By Karen Davis, EA, MBA, PhD
The “Setting Every Community Up for Retirement Enhancement Act of 2020” (SECURE Act) made two significant retirement plan changes starting in 2020 – increasing the age for required minimum distributions from 70½ to 72, and creating a 10-year distribution rule for most beneficiaries.
A second major piece of retirement legislation, dubbed SECURE 2.0, was passed on a broadly bipartisan basis and signed into law on December 29, 2022.

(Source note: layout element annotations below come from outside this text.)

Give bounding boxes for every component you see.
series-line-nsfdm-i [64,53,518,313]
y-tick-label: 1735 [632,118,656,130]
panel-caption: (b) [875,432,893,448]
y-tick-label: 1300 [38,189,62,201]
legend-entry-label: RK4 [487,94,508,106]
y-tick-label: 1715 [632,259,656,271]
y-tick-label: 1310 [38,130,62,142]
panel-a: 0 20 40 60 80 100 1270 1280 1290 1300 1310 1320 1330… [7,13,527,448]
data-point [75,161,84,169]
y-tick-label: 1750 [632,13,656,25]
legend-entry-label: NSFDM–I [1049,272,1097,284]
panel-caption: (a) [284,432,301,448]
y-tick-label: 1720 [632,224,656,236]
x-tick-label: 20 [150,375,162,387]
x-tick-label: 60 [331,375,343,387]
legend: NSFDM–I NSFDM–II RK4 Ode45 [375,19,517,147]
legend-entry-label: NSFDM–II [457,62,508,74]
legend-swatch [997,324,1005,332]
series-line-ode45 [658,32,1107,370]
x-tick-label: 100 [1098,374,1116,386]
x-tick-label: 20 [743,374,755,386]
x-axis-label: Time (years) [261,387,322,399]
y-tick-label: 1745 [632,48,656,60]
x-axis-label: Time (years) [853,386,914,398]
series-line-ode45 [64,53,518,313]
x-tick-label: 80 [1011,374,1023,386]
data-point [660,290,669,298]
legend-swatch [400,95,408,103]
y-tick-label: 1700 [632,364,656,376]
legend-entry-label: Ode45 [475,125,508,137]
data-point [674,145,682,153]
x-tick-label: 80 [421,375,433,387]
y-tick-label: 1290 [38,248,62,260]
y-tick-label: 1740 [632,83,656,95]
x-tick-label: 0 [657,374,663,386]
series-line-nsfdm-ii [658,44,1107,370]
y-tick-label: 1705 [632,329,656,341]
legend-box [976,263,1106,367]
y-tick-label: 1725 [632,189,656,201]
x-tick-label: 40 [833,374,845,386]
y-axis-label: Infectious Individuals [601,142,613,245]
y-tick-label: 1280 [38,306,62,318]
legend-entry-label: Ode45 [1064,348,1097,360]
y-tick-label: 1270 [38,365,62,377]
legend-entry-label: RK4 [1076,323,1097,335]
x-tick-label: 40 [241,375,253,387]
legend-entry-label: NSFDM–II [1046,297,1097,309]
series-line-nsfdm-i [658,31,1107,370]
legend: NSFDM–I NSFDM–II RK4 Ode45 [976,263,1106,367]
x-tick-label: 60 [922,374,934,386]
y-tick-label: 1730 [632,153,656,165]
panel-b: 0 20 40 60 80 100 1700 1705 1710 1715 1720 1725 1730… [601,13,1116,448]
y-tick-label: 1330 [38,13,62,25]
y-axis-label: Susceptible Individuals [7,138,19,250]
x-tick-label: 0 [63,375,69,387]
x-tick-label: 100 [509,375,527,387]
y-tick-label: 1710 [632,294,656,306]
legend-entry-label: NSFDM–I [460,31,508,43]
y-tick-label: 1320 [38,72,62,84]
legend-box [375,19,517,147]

SECURE 2.0 provides individual and business incentives to promote retirement savings at all stages of a worker’s life cycle, including:
- rolling over unused §529 educational savings plan balances into Roth IRAs
- expanding retirement plan eligibility to include more part-time workers
- increasing incentives for employers to establish and contribute to employee retirement plans
- automatic enrollment in employer-sponsored plans
- permitting employer matching contributions to be made with respect to employees’ student loan repayments
- increasing options for Roth components within employer-sponsored plans
- allowing greater flexibility for emergency distributions, along with an expanded timetable allowing recontribution of these distributions
- lowering the age for penalty-free withdrawals for certain qualified public safety employees
- increasing amounts for catch-up contributions in one’s early 60’s
- further delaying the age at which a person must begin taking RMDs – to 73 starting in 2023, then to age 75 a decade later
- increasing amounts within IRAs that can be allocated to qualified longevity annuity contracts.
In all, there were 92 new provisions.